2015-09-24 6bb7547f5 Update to 3.2.2

They've been the same IP addresses for ELEVEN years, and they precede the article you linked by THREE YEARS.

They're not playing the catch-up with Russian government. Either Russian government is completely incompetent in that they're blocking 3,000,000 IP addresses and failing, or they are LYING about attempting to block it, which would indicate Telegram is a Russian op.
maqp
·hace 5 meses·discuss
Nice touch with the IP :D
maqp
·hace 5 meses·discuss
The ratchets would have different state yes. The MITM would mix in different entropy into the keys' states. It's only detectable if the MITM ever stops. But since the identity key exfiltration only needs to happen once per lifetime of installation (longer if key is backed up), the MITM could just continue forever since it's just a few cycles to run the protocol in the server.
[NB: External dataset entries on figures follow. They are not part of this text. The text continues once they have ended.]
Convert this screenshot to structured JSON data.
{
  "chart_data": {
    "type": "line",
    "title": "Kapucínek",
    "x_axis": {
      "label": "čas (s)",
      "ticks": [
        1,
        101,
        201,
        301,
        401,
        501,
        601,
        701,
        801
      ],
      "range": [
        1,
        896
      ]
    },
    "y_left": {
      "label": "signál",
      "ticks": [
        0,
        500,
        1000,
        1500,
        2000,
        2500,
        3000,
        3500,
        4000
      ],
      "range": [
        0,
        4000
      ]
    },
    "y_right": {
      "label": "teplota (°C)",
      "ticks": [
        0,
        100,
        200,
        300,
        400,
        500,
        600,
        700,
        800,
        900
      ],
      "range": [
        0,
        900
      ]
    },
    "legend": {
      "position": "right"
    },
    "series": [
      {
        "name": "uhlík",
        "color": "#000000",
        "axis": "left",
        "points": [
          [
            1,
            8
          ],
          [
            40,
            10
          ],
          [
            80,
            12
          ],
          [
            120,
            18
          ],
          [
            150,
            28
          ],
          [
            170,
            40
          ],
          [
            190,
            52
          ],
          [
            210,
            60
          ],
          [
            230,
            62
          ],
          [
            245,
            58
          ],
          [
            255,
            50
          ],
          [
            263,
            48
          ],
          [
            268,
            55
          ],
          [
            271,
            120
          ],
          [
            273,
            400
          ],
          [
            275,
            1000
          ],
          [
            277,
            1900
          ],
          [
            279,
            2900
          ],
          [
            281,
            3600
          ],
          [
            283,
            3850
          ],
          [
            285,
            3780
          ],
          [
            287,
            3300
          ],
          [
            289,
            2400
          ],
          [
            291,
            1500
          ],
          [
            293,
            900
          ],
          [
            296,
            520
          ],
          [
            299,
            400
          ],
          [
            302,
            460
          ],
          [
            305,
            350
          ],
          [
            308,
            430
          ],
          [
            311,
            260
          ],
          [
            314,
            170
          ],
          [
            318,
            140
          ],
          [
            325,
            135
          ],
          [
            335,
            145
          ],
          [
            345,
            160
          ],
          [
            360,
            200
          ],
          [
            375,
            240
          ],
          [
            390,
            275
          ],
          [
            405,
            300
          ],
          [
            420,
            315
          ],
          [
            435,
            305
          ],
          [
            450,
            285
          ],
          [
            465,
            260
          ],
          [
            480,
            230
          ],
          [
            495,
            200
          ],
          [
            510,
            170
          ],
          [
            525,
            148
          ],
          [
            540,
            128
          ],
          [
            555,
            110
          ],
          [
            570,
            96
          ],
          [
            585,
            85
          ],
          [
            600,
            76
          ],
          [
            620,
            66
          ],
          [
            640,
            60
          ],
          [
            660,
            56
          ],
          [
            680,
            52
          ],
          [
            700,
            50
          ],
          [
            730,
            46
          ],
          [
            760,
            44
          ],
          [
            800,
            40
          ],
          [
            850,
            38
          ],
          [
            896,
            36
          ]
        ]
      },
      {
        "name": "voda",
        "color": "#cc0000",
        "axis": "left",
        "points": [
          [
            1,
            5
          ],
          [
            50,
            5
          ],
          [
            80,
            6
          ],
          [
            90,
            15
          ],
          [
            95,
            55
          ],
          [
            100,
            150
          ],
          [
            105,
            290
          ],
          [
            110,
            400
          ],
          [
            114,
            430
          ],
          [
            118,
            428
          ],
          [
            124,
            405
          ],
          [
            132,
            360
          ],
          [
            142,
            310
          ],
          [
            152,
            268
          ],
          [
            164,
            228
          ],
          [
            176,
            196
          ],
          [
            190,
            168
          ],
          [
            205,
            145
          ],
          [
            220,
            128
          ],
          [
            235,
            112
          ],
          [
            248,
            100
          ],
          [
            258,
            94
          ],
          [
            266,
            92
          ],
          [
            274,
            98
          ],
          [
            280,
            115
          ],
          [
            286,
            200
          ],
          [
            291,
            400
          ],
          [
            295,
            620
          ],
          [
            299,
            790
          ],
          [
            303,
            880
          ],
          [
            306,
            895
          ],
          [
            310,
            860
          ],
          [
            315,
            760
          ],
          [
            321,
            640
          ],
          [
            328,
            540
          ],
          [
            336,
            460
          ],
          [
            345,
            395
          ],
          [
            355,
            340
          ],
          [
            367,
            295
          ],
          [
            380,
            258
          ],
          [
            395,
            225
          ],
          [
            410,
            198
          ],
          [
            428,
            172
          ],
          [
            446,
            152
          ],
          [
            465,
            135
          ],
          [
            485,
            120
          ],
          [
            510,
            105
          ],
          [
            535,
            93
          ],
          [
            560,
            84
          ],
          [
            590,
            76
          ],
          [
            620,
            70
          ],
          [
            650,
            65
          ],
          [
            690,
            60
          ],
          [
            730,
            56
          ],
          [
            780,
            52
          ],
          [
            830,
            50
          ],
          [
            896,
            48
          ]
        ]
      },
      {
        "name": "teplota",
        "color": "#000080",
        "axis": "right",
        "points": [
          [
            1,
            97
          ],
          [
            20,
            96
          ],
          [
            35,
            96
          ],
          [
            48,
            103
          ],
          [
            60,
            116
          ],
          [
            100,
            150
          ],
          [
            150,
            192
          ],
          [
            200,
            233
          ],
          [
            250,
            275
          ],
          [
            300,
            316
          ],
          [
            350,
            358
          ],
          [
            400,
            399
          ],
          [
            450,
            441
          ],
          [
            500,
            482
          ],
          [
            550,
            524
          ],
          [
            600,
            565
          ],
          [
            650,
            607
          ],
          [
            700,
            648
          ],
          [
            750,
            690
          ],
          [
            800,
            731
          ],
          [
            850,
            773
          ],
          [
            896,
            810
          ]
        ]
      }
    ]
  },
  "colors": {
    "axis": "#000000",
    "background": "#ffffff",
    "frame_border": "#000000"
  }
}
You can then choose whether to read the messages or just ignore them.

One interesting way to detect this would be to observe sender's outgoing and recipient's incoming ciphertexts inside the client-to-server TLS that can be MITM'd by users. Since the ratchet state differs, so do the keys, and thus under same plaintext, so do the ciphertexts. That would be really easy way to detect MITM.
maqp
·hace 5 meses·discuss
The real story is, MAX is there to scare people into Telegram. Durov isn't your friend, neither is Putin who doesn't bother blocking connections to the server.

>So I wouldn't count on its E2EE either.

This is the worst way to assses E2EE deployment. 5D-chess.

>Signal still requires a phone number and proprietary Google blobs on mobile.

Telegram also requires a phone number. If you didn't have double standards, I bet you'd have no standards.

>Many third-party Telegram clients exist

The official implementation and default encryption matters. 99.99% just assume Telegram is secure because Putin supposedly tries to block it. They don't know it's not E2EE. And no third party TG desktop client offers cross-platform E2EE or E2EE groups. IIRC there's exactly one desktop client that tries to offer E2EE 1:1 chats but that's not seamless. TG has no idea how to make seamless E2EE like Signal.

You ignoring that Signal is both open source and always E2EE and complaining about it's "proprieatry blobs" yet looking past TG's atrocious E2EE speaks volumes.
maqp
·hace 5 meses·discuss
Yeah it's really hard to block tally count of five IPs. https://telegramplayground.github.io/pyrogram/faq/what-are-t...

No wonder the great Russian firewall is struggling to keep TG at bay. Wake up.